Lessons on the road to becoming an Iron Girl: Swimming vs. Not Drowning...practical tips for the beginner triathlete.


I know that I've said it before, but when I decided to do a triathlon 5 years ago, I did not really think through what it would actually take to do so. It just looked so darn cool to me...I was sold the first time I saw a triathlete running at Stone Mountain. He looked like a gazelle...with such graceful and seemingly effortless movement. I had one simple thought..."I could do that".

But y'all, I had no idea what "that" really was or how much work doing "that" actually took. Case in point...I couldn't swim 10 feet, let alone the 400-600 meters required for triathlon sprints or beginner races. So, the first thing that I had to work on in my quest to becoming a triathlete was...learning how to swim. This was a daunting challenge and I almost gave up a few times...but I learned so much along the way...about myself and the swimming portion of the triathlon training program. Here are a few of my thoughts about swimming and endurance racing: 

Disclaimer...I am by no means an expert in swimming, but I share my perspective and these few insights with the hope of encouraging newbies in the sport. 

1. Get Help! If you are new to endurance racing or new to swimming in general, I strongly recommend that you get a coach to help you with this part of your training. Many of the triathlons that you are considering participating in are done at parks, with open water (e.g., lakes, oceans, etc.) swims. So it is imperative that you are well trained and ready for this first leg of the race. The benefits of having a coach supersede the basics of learning to swim to include training on how to manage the swim in a high adrenaline, competitive, and often crowded environment. A good coach will prepare you for the real race environment. I really love team sports, so I joined a triathlon team at my gym. It was a wonderful experience. We generally hated the hard workouts...together. 

2. Equipment matters. Training for the swimming part of triathlons is more than just hopping in the pool and swimming laps...so you need more than a pool and swim suit to do it. You will likely need the following items for your swim session...especially if you are working with a coach/team or using a prescribed swim training regimen: 
  • Basics: At minimum, you should be prepared to purchase a silicon swim cap, 2-3 pair of swim goggles (because they sometimes break or get lost), and a couple of comfortable swim suits, especially if you are swimming in chlorinated pools...which eventually break down the fibers of swim suits
  • Training: Most training programs are aimed at increasing your speed and efficiency in the water. This is done with the aid of specific equipment. If you don't have this equipment already, consider purchasing a kick-board and a pair of training fins, which are different from scuba fins (used to develop your kick), and a pair of swim paddles and a pull buoy (used to develop your stroke). 
  • Special racing equipment: Depending on the time of year that you are racing, you may need to invest in a triathlon wet suit. The purpose of the wet suit is to keep your body at a healthy temperature when swimming in cold water (e.g., prevent hypothermia). However, because of the materials used to make wet suits, they also help keep your body afloat. This is a bonus for all swimmers as it makes it easier to swim on the surface of the water (e.g., swim faster). This is definitely an investment worth making...especially if you are a novice swimmer. They can be either purchased or rented, so don't be afraid of the costs.

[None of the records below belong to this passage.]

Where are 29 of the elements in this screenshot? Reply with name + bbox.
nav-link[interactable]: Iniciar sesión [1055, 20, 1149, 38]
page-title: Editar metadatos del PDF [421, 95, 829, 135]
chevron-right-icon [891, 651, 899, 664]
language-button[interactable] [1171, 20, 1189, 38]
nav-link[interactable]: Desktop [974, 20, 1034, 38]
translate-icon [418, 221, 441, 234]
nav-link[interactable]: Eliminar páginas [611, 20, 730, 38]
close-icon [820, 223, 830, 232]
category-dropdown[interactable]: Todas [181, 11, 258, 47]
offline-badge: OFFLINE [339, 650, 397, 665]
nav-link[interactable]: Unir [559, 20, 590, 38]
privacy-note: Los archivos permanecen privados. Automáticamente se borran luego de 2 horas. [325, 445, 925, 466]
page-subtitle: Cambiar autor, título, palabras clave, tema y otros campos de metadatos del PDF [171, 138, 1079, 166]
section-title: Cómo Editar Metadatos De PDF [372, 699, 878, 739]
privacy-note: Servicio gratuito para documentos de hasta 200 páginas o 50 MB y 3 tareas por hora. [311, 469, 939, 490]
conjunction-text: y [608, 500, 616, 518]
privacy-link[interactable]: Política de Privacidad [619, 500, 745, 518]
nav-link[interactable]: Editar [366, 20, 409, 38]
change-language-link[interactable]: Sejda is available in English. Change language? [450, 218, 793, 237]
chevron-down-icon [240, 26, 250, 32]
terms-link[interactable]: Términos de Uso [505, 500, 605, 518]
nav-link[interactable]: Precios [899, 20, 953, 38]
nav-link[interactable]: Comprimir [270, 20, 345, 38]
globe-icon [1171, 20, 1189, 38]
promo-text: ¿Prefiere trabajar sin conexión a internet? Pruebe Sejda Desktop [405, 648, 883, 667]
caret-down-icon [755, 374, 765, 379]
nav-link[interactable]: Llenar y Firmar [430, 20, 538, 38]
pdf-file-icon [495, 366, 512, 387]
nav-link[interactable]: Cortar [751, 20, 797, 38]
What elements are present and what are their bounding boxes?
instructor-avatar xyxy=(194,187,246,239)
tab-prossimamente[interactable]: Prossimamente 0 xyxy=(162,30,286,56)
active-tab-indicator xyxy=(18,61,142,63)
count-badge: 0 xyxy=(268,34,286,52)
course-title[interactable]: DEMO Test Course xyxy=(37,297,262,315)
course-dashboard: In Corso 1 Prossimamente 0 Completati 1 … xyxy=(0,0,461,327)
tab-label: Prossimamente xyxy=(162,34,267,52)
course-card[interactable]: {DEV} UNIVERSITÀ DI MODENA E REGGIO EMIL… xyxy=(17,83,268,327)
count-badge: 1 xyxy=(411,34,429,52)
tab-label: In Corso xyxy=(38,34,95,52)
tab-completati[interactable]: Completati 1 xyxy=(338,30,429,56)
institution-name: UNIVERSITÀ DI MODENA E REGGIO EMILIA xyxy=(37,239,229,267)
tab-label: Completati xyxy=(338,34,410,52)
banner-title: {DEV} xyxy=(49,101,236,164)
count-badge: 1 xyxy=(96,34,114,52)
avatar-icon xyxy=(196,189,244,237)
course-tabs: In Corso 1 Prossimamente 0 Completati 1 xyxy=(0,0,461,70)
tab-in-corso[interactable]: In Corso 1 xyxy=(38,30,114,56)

3. Stay in the water! As a beginner or novice swimmer, I struggled with feelings of drowning...even though the pool was only 3 feet deep. I was sort of afraid of the water, so I needed to spend more time in the pool to work through this fear. The more time I spent in the water, the more comfortable I became with being in the water, and the easier it became to learn to swim. There was not substitute for this. I was in the pool at least 4 days a week. The more I swam, the better I became at swimming.

4. Not all water is the same. What do I mean? Well, if you only train in a 4 foot pool for your upcoming race, you may not be fully prepared to swim a long distance in a lake...that is 10 ft or more deep. Trust me, this does matter. This is not a deal breaker, it is just something to be thought of and try to deal with during your training. Here are a few suggestions of how: 

  • Consider training at a natatorium or deep water swimming pool. The feeling of swimming in a pool that is 8 ft deep is different that in more shallow pools. It is however, more similar to the feeling of swimming in an open water environment like a lake. 
  • Make sure that you get some open water swims in prior to your race. If your are racing locally, this can be done fairly easily. I do recommend that you take a strong swimmer with you to your open water swim...for moral support...or maybe rescue assistance.

5. Off season training. Since endurance is usually built over time, it is important to swim as much as you can even during the off season. Consider joining a master's swim team or swim club at your local gym or swim facility. Don't be intimidated by the term "master's swim" though...it doesn't mean that you have to be a master swimmer to participate. The purpose of these types of team is to help you master the swimming forms, increase endurance, and increase your swim distance.

That's all that I can think of for now. I hope that these tidbits of information are helpful to you as you prepare for your first triathlon.